Hi i have a question and any help would be greatly appreciated :)
If a patient sees a dr who is not in network with their insurance company is it okay to bill the insurance using another dr's name who is in network?
Hi i have a question and any help would be greatly appreciated :)
If a patient sees a dr who is not in network with their insurance company is it okay to bill the insurance using another dr's name who is in network?
Only if you want to be charged with fraud.
Thats what i thought but the dr's here said there is a way to code and use both dr's names and it wouldn't be illegal
Who ya gonna listen to your doctor or the District Attorney? If you get caught who will have to put on the pink jump suit and do the perp walk.
yeah i'm refusing to do it. i just wanted to make sure i'm right
There have got to be some more details to this scenario that would be helpful. From your original question, it only sounds fraudulent. From those few details, there is no relevance then to "in" or "out" of network. Is there any other info you could provide?
When something is questionable, cover yourself and just don't do it. If the doctor wants to bill it, let them, and they can take the hit.
I constantly see questionable things and when I'm asked to do it I say "My livelyhood isn't worth it, sorry!!!"
Why did this pt see the Dr. that was out of network when you said there is one there that was in network or am I just missing something.
There are 3 dr's and they're all in network with different insurance companies. Sometimes an employee will schedule a patient with a dr who isnt in network with the patients insurance.
Sorry I missed this thread earlier. I have been working a lot in this area, so can shed some light.
This will vary depending up the plan. Many of the VCPs, including Eyemed and VSP have it stated in their contracts that any member seen in your office must be seen by a plan credentialed doctor, even on a fill in basis.
On the plans that will allow you to have fill in (Medicaid/Medicare) you can use the Q6 modifier to signify a locum tenens. This means there is a reciprocal agreement between the rendering provider and the credentialed provider. All monies will be paid to the credentialed provider, and it is the credentialed provider's information that is on the CMS 1500 form.

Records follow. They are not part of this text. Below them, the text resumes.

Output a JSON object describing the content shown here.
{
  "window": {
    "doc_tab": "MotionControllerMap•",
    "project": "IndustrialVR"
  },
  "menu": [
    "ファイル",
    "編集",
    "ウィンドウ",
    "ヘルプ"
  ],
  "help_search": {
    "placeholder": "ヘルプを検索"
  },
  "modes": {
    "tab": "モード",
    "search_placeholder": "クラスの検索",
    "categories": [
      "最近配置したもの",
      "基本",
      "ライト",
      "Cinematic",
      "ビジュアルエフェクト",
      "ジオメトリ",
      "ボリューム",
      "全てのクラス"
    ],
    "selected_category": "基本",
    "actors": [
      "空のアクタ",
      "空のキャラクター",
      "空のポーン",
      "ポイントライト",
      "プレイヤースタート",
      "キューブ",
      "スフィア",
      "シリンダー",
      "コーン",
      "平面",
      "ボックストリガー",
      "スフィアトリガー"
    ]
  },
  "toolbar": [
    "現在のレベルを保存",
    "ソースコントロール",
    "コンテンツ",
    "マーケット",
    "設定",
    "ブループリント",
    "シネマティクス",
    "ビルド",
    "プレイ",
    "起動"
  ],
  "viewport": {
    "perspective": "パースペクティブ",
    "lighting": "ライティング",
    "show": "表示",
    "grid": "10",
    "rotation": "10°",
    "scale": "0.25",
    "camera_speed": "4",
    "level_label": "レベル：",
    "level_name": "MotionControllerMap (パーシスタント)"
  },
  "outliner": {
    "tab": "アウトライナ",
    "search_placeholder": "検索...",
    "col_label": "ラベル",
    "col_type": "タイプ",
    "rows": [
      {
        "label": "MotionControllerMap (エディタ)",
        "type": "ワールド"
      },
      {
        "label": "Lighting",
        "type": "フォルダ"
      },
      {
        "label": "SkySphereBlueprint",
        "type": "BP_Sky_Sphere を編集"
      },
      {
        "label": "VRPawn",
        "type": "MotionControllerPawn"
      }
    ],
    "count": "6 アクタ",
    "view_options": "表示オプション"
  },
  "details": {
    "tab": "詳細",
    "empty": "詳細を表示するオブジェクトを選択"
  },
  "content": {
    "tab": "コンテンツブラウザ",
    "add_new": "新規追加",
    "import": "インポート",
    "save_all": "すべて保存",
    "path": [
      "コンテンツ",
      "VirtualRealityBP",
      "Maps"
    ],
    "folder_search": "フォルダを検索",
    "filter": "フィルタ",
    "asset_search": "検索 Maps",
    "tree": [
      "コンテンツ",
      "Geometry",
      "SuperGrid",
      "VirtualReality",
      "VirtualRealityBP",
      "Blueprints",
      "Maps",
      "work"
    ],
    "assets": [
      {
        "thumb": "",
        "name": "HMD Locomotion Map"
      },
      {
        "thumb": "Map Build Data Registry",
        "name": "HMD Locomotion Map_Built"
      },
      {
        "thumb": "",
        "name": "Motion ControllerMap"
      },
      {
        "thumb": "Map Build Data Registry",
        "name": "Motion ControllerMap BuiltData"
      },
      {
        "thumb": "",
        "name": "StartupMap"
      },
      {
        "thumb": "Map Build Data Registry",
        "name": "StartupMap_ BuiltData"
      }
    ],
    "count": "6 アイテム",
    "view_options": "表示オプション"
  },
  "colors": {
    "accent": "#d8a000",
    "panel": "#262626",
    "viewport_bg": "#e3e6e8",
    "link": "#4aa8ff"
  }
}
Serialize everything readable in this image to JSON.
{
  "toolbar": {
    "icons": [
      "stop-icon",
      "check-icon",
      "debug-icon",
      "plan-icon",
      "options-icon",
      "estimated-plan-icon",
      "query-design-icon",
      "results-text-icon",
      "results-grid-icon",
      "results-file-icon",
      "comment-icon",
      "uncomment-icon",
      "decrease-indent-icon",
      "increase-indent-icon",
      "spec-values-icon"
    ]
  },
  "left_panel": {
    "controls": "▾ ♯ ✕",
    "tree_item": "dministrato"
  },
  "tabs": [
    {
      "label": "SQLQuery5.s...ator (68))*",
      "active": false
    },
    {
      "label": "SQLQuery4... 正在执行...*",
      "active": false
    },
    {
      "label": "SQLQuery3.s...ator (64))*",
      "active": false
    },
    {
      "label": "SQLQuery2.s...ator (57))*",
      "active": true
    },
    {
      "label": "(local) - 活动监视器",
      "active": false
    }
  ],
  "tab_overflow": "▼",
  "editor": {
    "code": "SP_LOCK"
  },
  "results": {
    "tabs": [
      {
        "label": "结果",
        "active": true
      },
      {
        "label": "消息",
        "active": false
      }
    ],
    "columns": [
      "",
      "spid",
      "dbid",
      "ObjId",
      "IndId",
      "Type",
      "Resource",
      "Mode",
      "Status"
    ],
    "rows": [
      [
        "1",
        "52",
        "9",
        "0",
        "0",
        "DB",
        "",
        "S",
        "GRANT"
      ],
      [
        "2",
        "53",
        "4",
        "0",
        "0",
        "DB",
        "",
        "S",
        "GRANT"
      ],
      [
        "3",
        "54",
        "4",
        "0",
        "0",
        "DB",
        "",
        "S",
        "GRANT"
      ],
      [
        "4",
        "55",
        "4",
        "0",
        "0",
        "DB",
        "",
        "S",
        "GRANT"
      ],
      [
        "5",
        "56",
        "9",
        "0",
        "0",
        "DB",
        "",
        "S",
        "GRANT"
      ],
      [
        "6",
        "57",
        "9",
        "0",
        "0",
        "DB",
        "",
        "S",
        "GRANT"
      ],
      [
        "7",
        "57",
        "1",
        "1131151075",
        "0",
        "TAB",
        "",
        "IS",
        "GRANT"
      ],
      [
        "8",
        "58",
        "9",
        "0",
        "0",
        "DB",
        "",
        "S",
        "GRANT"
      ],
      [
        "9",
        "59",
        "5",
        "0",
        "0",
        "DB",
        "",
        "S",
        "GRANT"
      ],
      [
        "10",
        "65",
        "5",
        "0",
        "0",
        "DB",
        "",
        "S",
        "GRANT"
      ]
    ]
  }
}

This also means that the credentialed provider is accepting liability for the services performed and the claim.
There are a few plans (and you can do Medicare this way as well) that will allow you to enter the rendering providers information in Box 24J, and then use the BILL AS, (Box 33) to put the credentialed provider's information. You see this more with group settings, where they want the monies to be paid to the clinic, and not the individual provider.
"Some believe in destiny, and some believe in fate. But I believe that happiness is something we create."-Something More by Sugarland
I have seen some contracts limit the number of exams by a "fill-in Dr." to 2 weeks a year.
Yes each plan can have its own specific rules. For state/federal insurances, such as Medicare, 60 consecutive days is the rule.
"Some believe in destiny, and some believe in fate. But I believe that happiness is something we create."-Something More by Sugarland
Jubilee, I anoint you our resident expert on such things.
Thanks :) It wasn't a specialty I desired, but one I acquired out of need and happy to share.